A Boston Children’s Hospital team created a robotic implant that offers a less invasive treatment for diseases affecting tubular-like organs (e.g. oesophagus, intestines, and blood vessels). The implant achieves in vivo tissue regeneration through mechanostimulation; ultimately resulting in the lengthening of tubular organs.
The robotic system consists of a small, cylindrical pouch encased in a biocompatible waterproof skin containing sensors and a tiny motor. It is attached to a pair of steel rings that wrap around the organ in a pincer-like fashion. The rings are then slowly pulled apart by applying computer-controlled traction forces that encourage new tissues to grow.
A video about the robotic system can be found here.
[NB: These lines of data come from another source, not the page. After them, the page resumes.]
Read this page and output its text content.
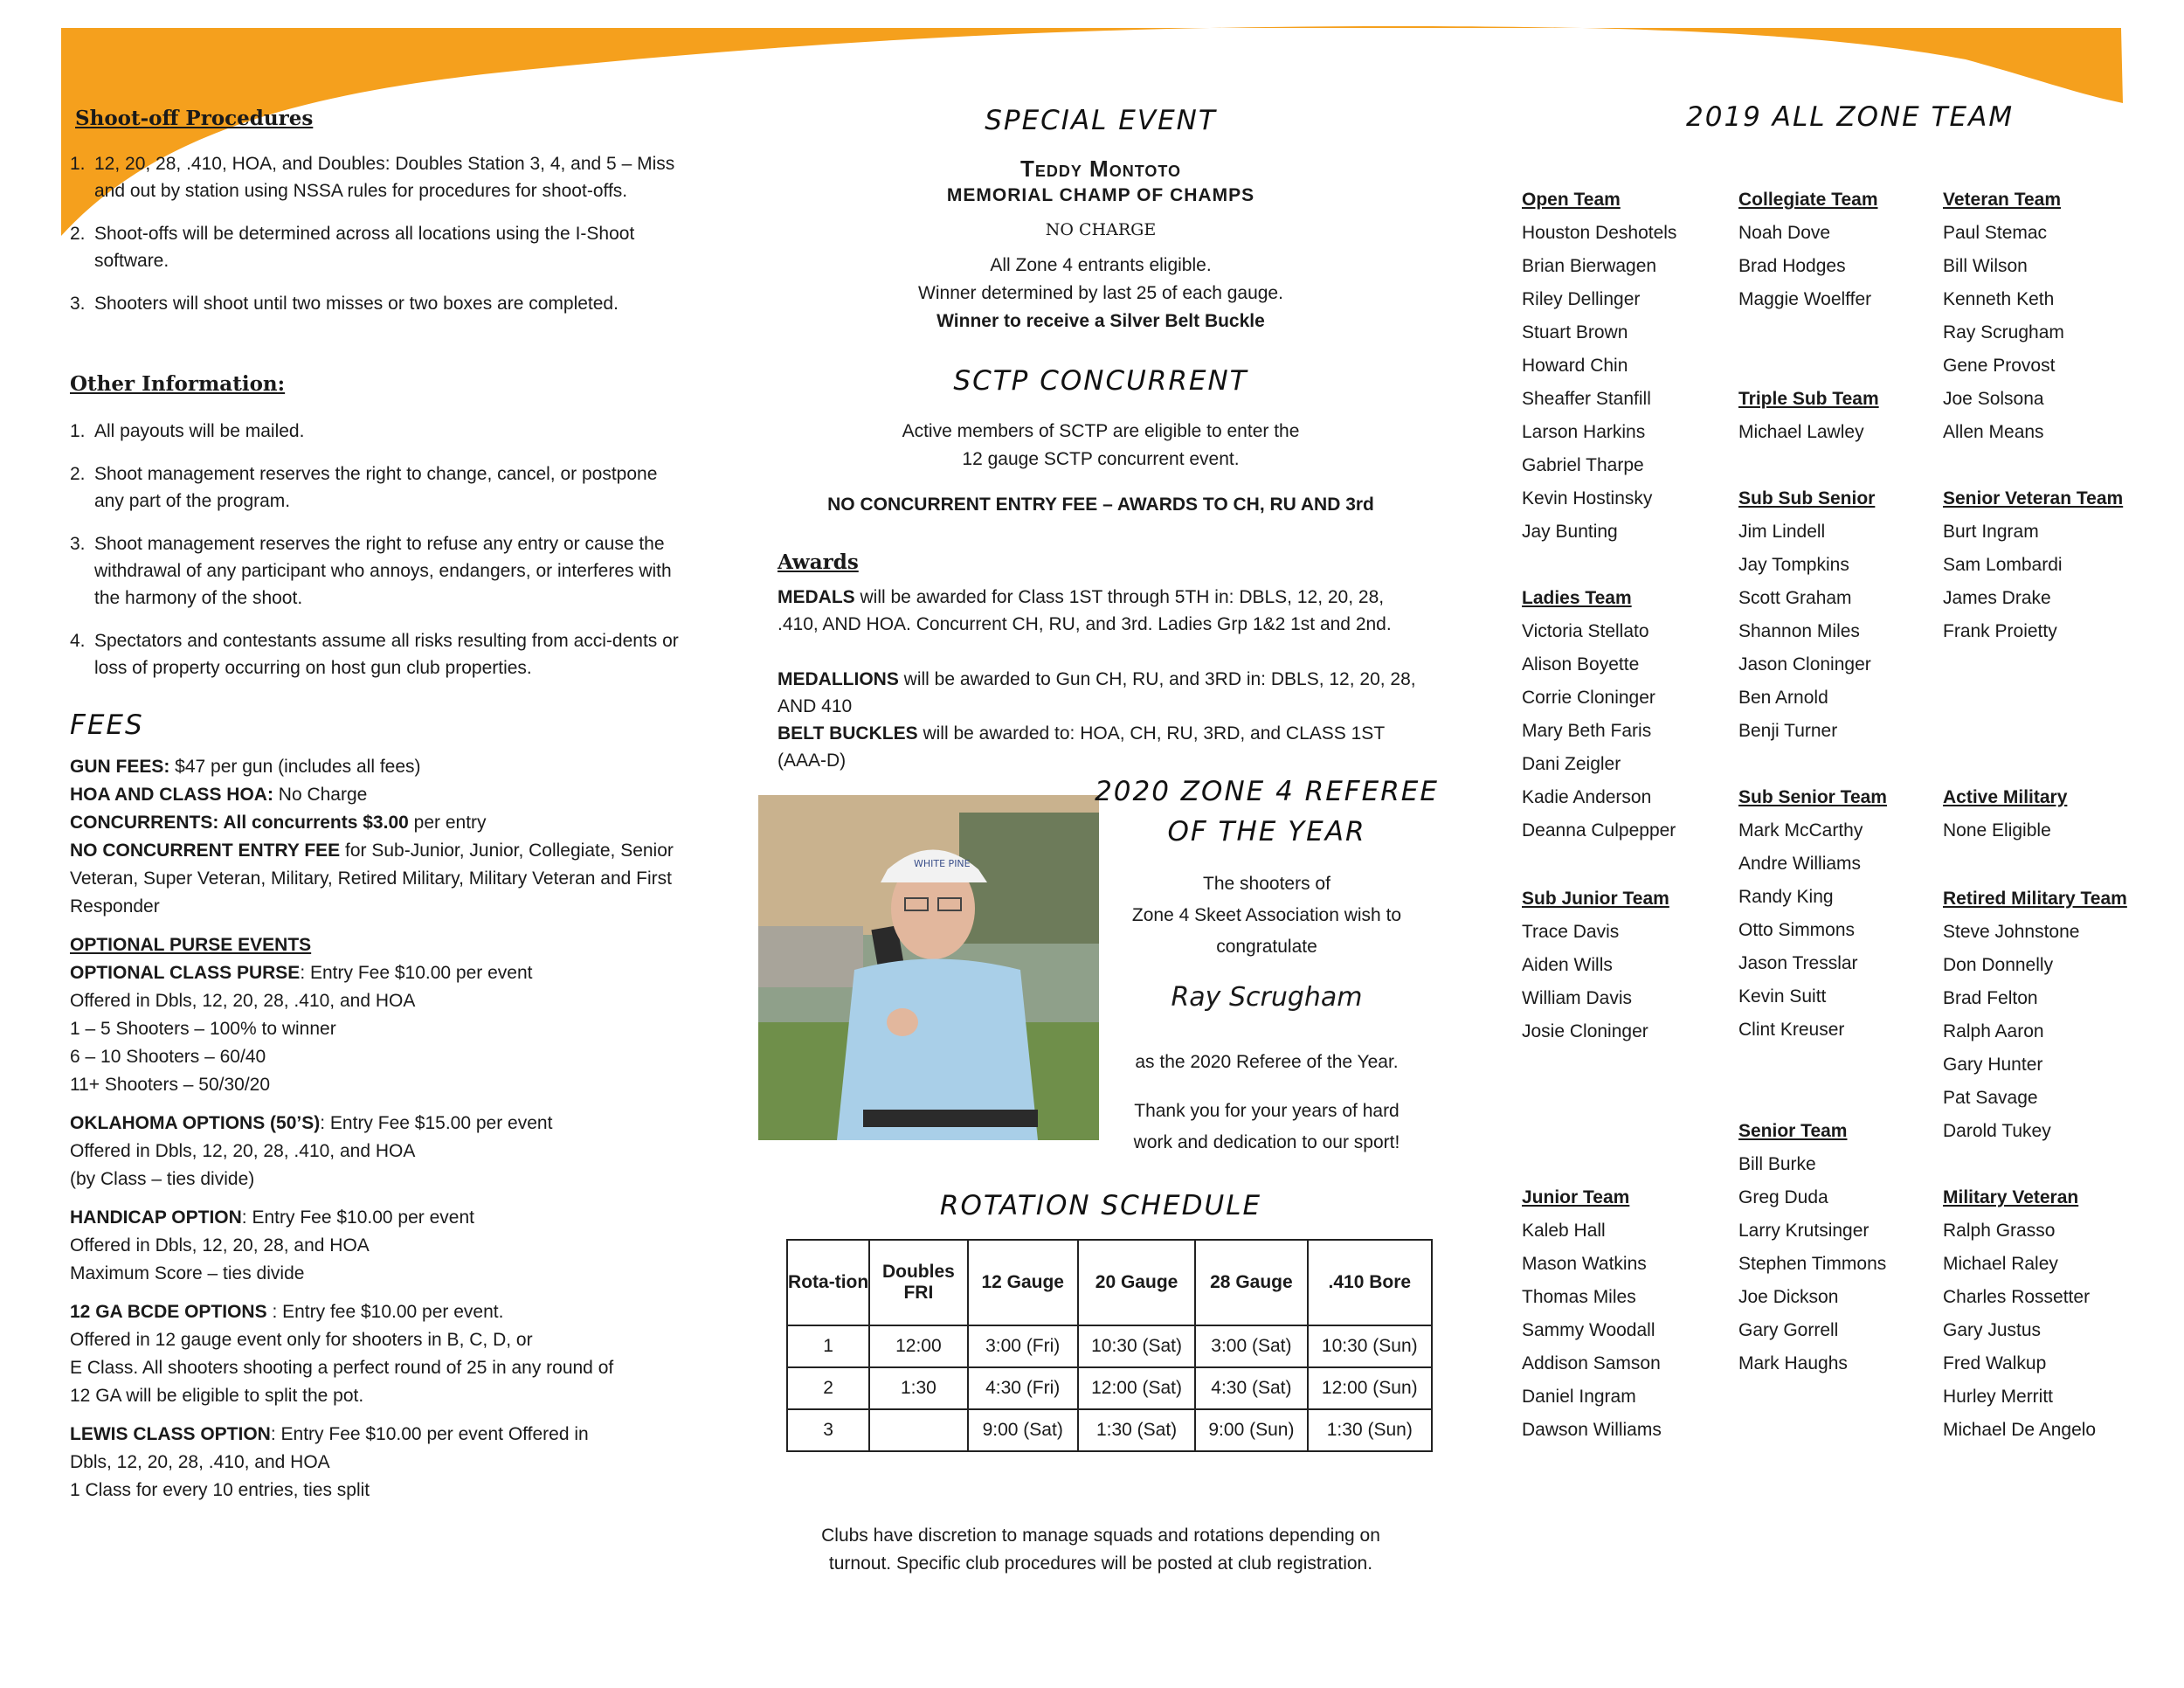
Shoot-off Procedures
1. 12, 20, 28, .410, HOA, and Doubles: Doubles Station 3, 4, and 5 – Miss and out by station using NSSA rules for procedures for shoot-offs.
2. Shoot-offs will be determined across all locations using the I-Shoot software.
3. Shooters will shoot until two misses or two boxes are completed.
Other Information:
1. All payouts will be mailed.
2. Shoot management reserves the right to change, cancel, or postpone any part of the program.
3. Shoot management reserves the right to refuse any entry or cause the withdrawal of any participant who annoys, endangers, or interferes with the harmony of the shoot.
4. Spectators and contestants assume all risks resulting from acci-dents or loss of property occurring on host gun club properties.
FEES
GUN FEES: $47 per gun (includes all fees)
HOA AND CLASS HOA: No Charge
CONCURRENTS: All concurrents $3.00 per entry
NO CONCURRENT ENTRY FEE for Sub-Junior, Junior, Collegiate, Senior Veteran, Super Veteran, Military, Retired Military, Military Veteran and First Responder
OPTIONAL PURSE EVENTS
OPTIONAL CLASS PURSE: Entry Fee $10.00 per event
Offered in Dbls, 12, 20, 28, .410, and HOA
1 – 5 Shooters – 100% to winner
6 – 10 Shooters – 60/40
11+ Shooters – 50/30/20
OKLAHOMA OPTIONS (50’S): Entry Fee $15.00 per event
Offered in Dbls, 12, 20, 28, .410, and HOA
(by Class – ties divide)
HANDICAP OPTION: Entry Fee $10.00 per event
Offered in Dbls, 12, 20, 28, and HOA
Maximum Score – ties divide
12 GA BCDE OPTIONS : Entry fee $10.00 per event.
Offered in 12 gauge event only for shooters in B, C, D, or
E Class. All shooters shooting a perfect round of 25 in any round of
12 GA will be eligible to split the pot.
LEWIS CLASS OPTION: Entry Fee $10.00 per event Offered in
Dbls, 12, 20, 28, .410, and HOA
1 Class for every 10 entries, ties split
SPECIAL EVENT
Teddy Montoto
MEMORIAL CHAMP OF CHAMPS
NO CHARGE
All Zone 4 entrants eligible.
Winner determined by last 25 of each gauge.
Winner to receive a Silver Belt Buckle
SCTP CONCURRENT
Active members of SCTP are eligible to enter the
12 gauge SCTP concurrent event.
NO CONCURRENT ENTRY FEE – AWARDS TO CH, RU AND 3rd
Awards
MEDALS will be awarded for Class 1ST through 5TH in: DBLS, 12, 20, 28, .410, AND HOA. Concurrent CH, RU, and 3rd. Ladies Grp 1&2 1st and 2nd.
MEDALLIONS will be awarded to Gun CH, RU, and 3RD in: DBLS, 12, 20, 28, AND 410
BELT BUCKLES will be awarded to: HOA, CH, RU, 3RD, and CLASS 1ST (AAA-D)
WHITE PINE
2020 ZONE 4 REFEREE
OF THE YEAR
The shooters of
Zone 4 Skeet Association wish to
congratulate
Ray Scrugham
as the 2020 Referee of the Year.
Thank you for your years of hard
work and dedication to our sport!
ROTATION SCHEDULE
Rota-tion	Doubles FRI	12 Gauge	20 Gauge	28 Gauge	.410 Bore
1	12:00	3:00 (Fri)	10:30 (Sat)	3:00 (Sat)	10:30 (Sun)
2	1:30	4:30 (Fri)	12:00 (Sat)	4:30 (Sat)	12:00 (Sun)
3		9:00 (Sat)	1:30 (Sat)	9:00 (Sun)	1:30 (Sun)
Clubs have discretion to manage squads and rotations depending on
turnout. Specific club procedures will be posted at club registration.
2019 ALL ZONE TEAM
Open Team
Houston Deshotels
Brian Bierwagen
Riley Dellinger
Stuart Brown
Howard Chin
Sheaffer Stanfill
Larson Harkins
Gabriel Tharpe
Kevin Hostinsky
Jay Bunting
Ladies Team
Victoria Stellato
Alison Boyette
Corrie Cloninger
Mary Beth Faris
Dani Zeigler
Kadie Anderson
Deanna Culpepper
Sub Junior Team
Trace Davis
Aiden Wills
William Davis
Josie Cloninger
Junior Team
Kaleb Hall
Mason Watkins
Thomas Miles
Sammy Woodall
Addison Samson
Daniel Ingram
Dawson Williams
Collegiate Team
Noah Dove
Brad Hodges
Maggie Woelffer
Triple Sub Team
Michael Lawley
Sub Sub Senior
Jim Lindell
Jay Tompkins
Scott Graham
Shannon Miles
Jason Cloninger
Ben Arnold
Benji Turner
Sub Senior Team
Mark McCarthy
Andre Williams
Randy King
Otto Simmons
Jason Tresslar
Kevin Suitt
Clint Kreuser
Senior Team
Bill Burke
Greg Duda
Larry Krutsinger
Stephen Timmons
Joe Dickson
Gary Gorrell
Mark Haughs
Veteran Team
Paul Stemac
Bill Wilson
Kenneth Keth
Ray Scrugham
Gene Provost
Joe Solsona
Allen Means
Senior Veteran Team
Burt Ingram
Sam Lombardi
James Drake
Frank Proietty
Active Military
None Eligible
Retired Military Team
Steve Johnstone
Don Donnelly
Brad Felton
Ralph Aaron
Gary Hunter
Pat Savage
Darold Tukey
Military Veteran
Ralph Grasso
Michael Raley
Charles Rossetter
Gary Justus
Fred Walkup
Hurley Merritt
Michael De Angelo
These devices were tested in healthy pigs and resulted, in average, in 77% longer oesophagi; therefore, proving that mechanic stimulation successfully induced cell proliferation. The process involved continuous traction that increased the distance between the rings by 2.5mm per day, during a period of a week and a half.
More importantly, this was achieved without entailing diameter reduction and was performed while the animal remained awake, mobile, and maintained regular eating habits. In essence, it lengthens tubular organs without disrupting function or provoking apparent discomfort during the procedure.
Particularly, the team’s focuses on short bowel syndrome (see Illustration – (A)) where lengthening the organ would increase surface area for absorption of necessary fluids and, therefore, reduce (or even eliminate) the dependence on intravenous feeding.
The main focus is, however, long-gap oesophageal atresia (OA), where sufficiently grown segments are surgically connected to form a complete oesophagus. OA is the most common congenital anomaly of the oesophagus (one in every 2,500-4,500 live births) and current treatment encompasses a corrective surgery – the Foker procedure – which still presents a challenge in paediatric surgery.
Relevantly, the Foker technique requires the suturing of anchors to the patient’s back, that gradually pull on the oesophagus. To prevent tearing, individuals must undergo the procedure in a medically-induced coma and are immobilised for an extended period (1-4 weeks), with the associated risk of presenting blood clots and bone fractures.
As Russell Jennings, MD, surgical director of the Oesophageal and Airway Treatment Centre, commented “this project demonstrates proof-of-concept that miniature robots can induce organ growth inside a living being for repair or replacement, while avoiding the sedation and paralysis currently required for the most difficult cases of oesophageal atresia”.
It is expected, then, that miniature traction devices could be implanted in humans with the advantage of having a recovery process that disrupts daily life less. The potential uses of similar robotic systems, including applications for non-tubular organs, have yet to be fully explored and developed.